On Tuesday, Gruber was called before the House Oversight and Government Reform Committee, where he quickly backed away from his comments, suggesting they amounted to ill-informed political analysis by a political novice.

“I sincerely apologize for conjecturing with the tone of expertise, and for doing so in such a disparaging fashion,” he said. “It’s never appropriate to make one’s self seem more important or smarter by demeaning others. I knew better. I know better. And I’m sorry.”
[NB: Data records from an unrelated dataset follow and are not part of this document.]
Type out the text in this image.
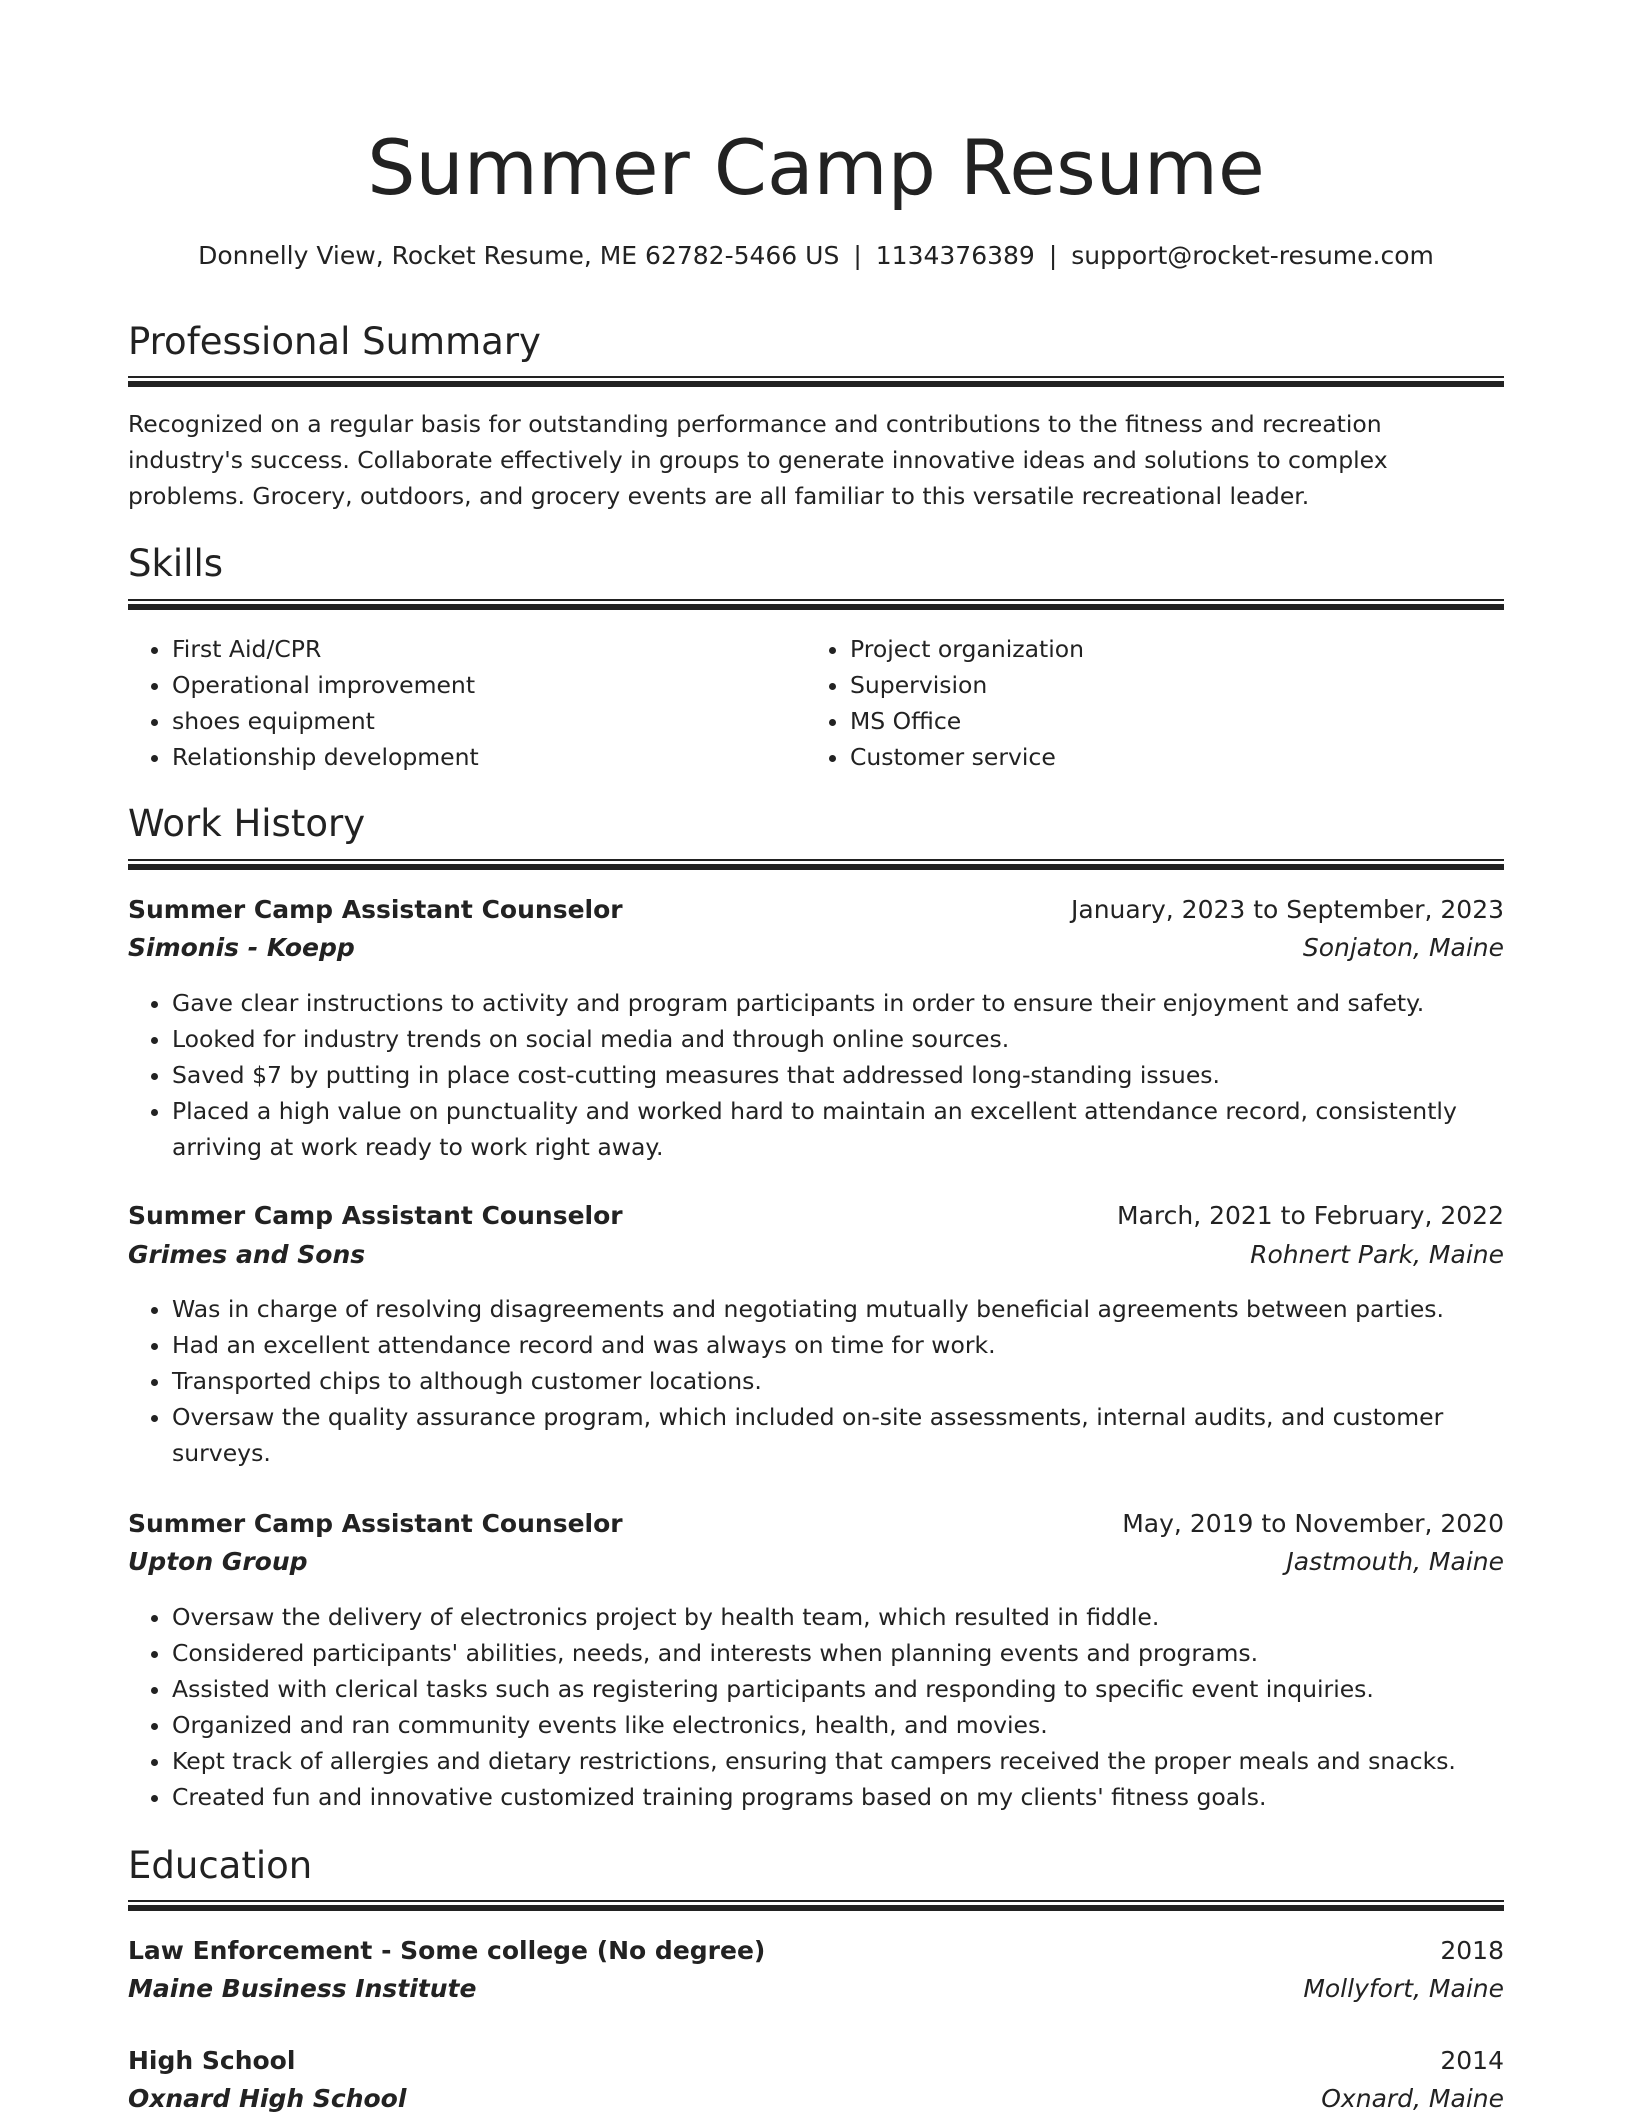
Summer Camp Resume
Donnelly View, Rocket Resume, ME 62782-5466 US | 1134376389 | support@rocket-resume.com
Professional Summary
Recognized on a regular basis for outstanding performance and contributions to the fitness and recreation industry's success. Collaborate effectively in groups to generate innovative ideas and solutions to complex problems. Grocery, outdoors, and grocery events are all familiar to this versatile recreational leader.
Skills
• First Aid/CPR
• Operational improvement
• shoes equipment
• Relationship development
• Project organization
• Supervision
• MS Office
• Customer service
Work History
Summer Camp Assistant Counselor	January, 2023 to September, 2023
Simonis - Koepp	Sonjaton, Maine
• Gave clear instructions to activity and program participants in order to ensure their enjoyment and safety.
• Looked for industry trends on social media and through online sources.
• Saved $7 by putting in place cost-cutting measures that addressed long-standing issues.
• Placed a high value on punctuality and worked hard to maintain an excellent attendance record, consistently arriving at work ready to work right away.
Summer Camp Assistant Counselor	March, 2021 to February, 2022
Grimes and Sons	Rohnert Park, Maine
• Was in charge of resolving disagreements and negotiating mutually beneficial agreements between parties.
• Had an excellent attendance record and was always on time for work.
• Transported chips to although customer locations.
• Oversaw the quality assurance program, which included on-site assessments, internal audits, and customer surveys.
Summer Camp Assistant Counselor	May, 2019 to November, 2020
Upton Group	Jastmouth, Maine
• Oversaw the delivery of electronics project by health team, which resulted in fiddle.
• Considered participants' abilities, needs, and interests when planning events and programs.
• Assisted with clerical tasks such as registering participants and responding to specific event inquiries.
• Organized and ran community events like electronics, health, and movies.
• Kept track of allergies and dietary restrictions, ensuring that campers received the proper meals and snacks.
• Created fun and innovative customized training programs based on my clients' fitness goals.
Education
Law Enforcement - Some college (No degree)	2018
Maine Business Institute	Mollyfort, Maine
High School	2014
Oxnard High School	Oxnard, Maine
Rep. Darrell Issa (R-CA), the committee’s chairman and one of the most vocal opponents of the healthcare law, opened his questioning of Gruber by noting that he recently attended a Kennedy Center event honoring Tom Hanks, who portrayed the “successful stupid man,” Forrest Gump. Then Issa asked Gruber a question.

“Are you stupid?”

Gruber said he didn’t think so, and Issa conceded that he must therefore be a smart man who said “some really stupid things.”

Issa then asked Gruber whether the health law has the effect of causing wealthier people to pay more so that poor and uninsured people have health insurance.

Gruber didn’t directly answer the question, but said his model lowered average premiums.

“The amount that people have to pay for health insurance fell, on average, in my model,” he said.

Issa then suggested Gruber’s modeling ought to be the subject of an independent outside review. Gruber said his model is transparent and he would be okay with that.

It’s unclear whether the Gruber incident will have long-term implications, or simply serve as a thorn exacerbating existing concern in some quarters about the healthcare law and the way it was passed. What is clear is that Gruber’s comments were troubling to both sides of the political aisle.

Rep. Elijah Cummings (D-MD), the committee’s ranking Democrat, said he was “very frustrated” with Gruber’s comments, which he said were “insulting.”

“They were especially harmful because they gave the opponents of the ACA a PR (public relations) gift,” Cumming said. “Man you did a great job. You wrapped it up with a bow.”